I marvel at many natural phenomena, but none so much as our ability to learn and to adapt our behavior from our learning. We learn lessons even from our bad experiences — in fact, especially from our bad experiences — and those lessons get cranked into our knowledge base for future use (albeit sometimes at enormous human cost).
For example: in 2004, NASA's Genesis space probe crashed in the Utah desert, shattering and contaminating its solar-particle collection plates. Years of expensive work was ruined. Yesterday, however, NASA's Stardust probe landed safely after visiting a comet and collecting particles that may be older than the sun. The mission project manager says the earlier Genesis failure turned out to be a blessing for the Stardust probe:
A spacecraft that could be a time capsule carrying the history of the solar system made a predawn landing in a muddy Utah desert yesterday, completing a seven-year journey of almost three billion miles with a fiery, pinpoint descent to Earth. * * *
Mr. Duxbury said the [disastrous earlier] Genesis experience was "a blessing" for the latest mission because it forced the team to re-examine everything about the Stardust's design and testing, and draft strategies for dealing with a possible mishap.

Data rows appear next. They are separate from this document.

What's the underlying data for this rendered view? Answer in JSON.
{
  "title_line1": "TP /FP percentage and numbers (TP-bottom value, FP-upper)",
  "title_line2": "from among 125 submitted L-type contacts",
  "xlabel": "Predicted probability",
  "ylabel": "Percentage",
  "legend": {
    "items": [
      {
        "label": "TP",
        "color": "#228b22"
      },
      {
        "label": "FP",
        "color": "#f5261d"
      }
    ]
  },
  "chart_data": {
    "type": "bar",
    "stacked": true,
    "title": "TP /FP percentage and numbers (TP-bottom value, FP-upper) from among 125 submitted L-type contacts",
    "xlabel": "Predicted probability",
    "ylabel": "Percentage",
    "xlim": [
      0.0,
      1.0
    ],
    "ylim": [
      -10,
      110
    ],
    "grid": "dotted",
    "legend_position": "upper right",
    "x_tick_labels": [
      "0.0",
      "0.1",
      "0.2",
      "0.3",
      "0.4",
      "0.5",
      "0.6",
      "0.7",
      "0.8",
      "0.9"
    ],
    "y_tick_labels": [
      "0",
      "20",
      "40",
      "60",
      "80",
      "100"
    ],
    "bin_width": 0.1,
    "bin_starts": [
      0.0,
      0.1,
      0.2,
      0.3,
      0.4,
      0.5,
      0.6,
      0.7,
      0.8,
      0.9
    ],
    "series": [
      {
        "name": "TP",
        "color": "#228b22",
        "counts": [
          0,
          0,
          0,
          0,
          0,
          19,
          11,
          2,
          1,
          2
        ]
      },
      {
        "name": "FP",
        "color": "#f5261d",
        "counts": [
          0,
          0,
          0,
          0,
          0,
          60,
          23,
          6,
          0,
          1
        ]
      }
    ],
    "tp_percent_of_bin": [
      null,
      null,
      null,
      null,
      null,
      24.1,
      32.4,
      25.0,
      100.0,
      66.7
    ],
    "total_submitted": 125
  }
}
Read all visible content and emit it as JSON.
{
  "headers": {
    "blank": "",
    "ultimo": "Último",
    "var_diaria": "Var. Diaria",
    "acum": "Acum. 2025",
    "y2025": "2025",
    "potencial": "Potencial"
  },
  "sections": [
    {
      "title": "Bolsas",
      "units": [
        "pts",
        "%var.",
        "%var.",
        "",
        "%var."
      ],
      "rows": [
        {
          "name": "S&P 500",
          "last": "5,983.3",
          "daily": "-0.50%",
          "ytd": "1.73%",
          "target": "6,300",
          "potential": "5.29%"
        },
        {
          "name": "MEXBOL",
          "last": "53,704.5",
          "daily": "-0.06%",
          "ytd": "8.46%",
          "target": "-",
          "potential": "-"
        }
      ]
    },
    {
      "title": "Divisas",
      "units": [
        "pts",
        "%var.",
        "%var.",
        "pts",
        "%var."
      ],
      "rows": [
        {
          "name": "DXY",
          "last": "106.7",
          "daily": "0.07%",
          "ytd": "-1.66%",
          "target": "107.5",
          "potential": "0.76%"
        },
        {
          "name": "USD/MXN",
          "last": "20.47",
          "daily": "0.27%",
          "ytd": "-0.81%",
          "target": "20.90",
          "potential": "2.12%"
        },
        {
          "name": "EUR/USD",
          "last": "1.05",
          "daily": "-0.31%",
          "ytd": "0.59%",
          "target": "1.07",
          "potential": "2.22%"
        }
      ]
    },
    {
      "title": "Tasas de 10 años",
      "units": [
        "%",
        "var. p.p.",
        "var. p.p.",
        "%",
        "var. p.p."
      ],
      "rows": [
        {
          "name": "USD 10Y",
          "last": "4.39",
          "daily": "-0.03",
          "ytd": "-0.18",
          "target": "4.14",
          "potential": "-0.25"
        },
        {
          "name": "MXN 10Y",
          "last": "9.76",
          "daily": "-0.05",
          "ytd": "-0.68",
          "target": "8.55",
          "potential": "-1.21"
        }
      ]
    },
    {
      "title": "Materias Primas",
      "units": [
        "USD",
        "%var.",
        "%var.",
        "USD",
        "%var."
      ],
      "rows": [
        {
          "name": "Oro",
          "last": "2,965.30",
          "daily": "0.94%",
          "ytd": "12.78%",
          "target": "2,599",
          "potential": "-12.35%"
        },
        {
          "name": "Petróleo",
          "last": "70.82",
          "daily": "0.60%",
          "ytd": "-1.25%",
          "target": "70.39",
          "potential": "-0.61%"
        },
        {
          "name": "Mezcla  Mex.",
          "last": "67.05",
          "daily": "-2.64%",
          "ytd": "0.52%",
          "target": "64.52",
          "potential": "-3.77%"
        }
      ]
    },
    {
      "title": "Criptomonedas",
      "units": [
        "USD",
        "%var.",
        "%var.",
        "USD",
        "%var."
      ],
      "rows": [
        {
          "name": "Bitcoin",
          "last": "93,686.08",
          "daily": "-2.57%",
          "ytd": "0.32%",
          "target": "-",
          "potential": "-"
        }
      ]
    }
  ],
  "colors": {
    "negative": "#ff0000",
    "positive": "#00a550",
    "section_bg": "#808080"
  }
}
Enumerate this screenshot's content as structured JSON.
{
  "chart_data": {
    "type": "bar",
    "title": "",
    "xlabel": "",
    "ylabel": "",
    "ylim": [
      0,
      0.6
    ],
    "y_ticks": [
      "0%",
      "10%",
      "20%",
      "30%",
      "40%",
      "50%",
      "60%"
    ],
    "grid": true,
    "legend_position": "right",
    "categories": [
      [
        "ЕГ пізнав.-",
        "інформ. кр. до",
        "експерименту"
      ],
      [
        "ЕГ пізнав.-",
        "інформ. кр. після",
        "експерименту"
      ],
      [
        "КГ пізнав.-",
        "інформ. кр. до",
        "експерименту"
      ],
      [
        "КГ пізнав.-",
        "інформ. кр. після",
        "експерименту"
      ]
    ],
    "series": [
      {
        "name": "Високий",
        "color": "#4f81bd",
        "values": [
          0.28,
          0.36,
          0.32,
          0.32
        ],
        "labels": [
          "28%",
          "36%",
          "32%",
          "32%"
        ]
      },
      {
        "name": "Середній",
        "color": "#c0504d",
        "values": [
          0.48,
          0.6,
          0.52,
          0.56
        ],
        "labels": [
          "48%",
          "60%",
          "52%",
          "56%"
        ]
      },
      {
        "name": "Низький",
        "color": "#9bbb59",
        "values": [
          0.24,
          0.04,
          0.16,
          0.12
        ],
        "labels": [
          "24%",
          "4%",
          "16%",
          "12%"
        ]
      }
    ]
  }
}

"We take our hats off to Genesis for making us much, much smarter," he said.
Link: Capsule Carrying Interstellar Samples Lands Safely - New York Times.
We humans, of course, aren't the only creatures who have this wonderous ability to learn and to adapt. Today's Washington Post reports that not only do ants learn, they also appear to teach others. Wow.
You don't have to be a creationist to wonder whether creatures' ability to learn might be the result of divine action of some kind somewhere along the line.
I wonder how the billions of dollars the gov. spent on all this wonderful searching of space is going to help those poor kids that starved to death yesterday. I am looking forward to their explanition to Jesus when they stand before Him.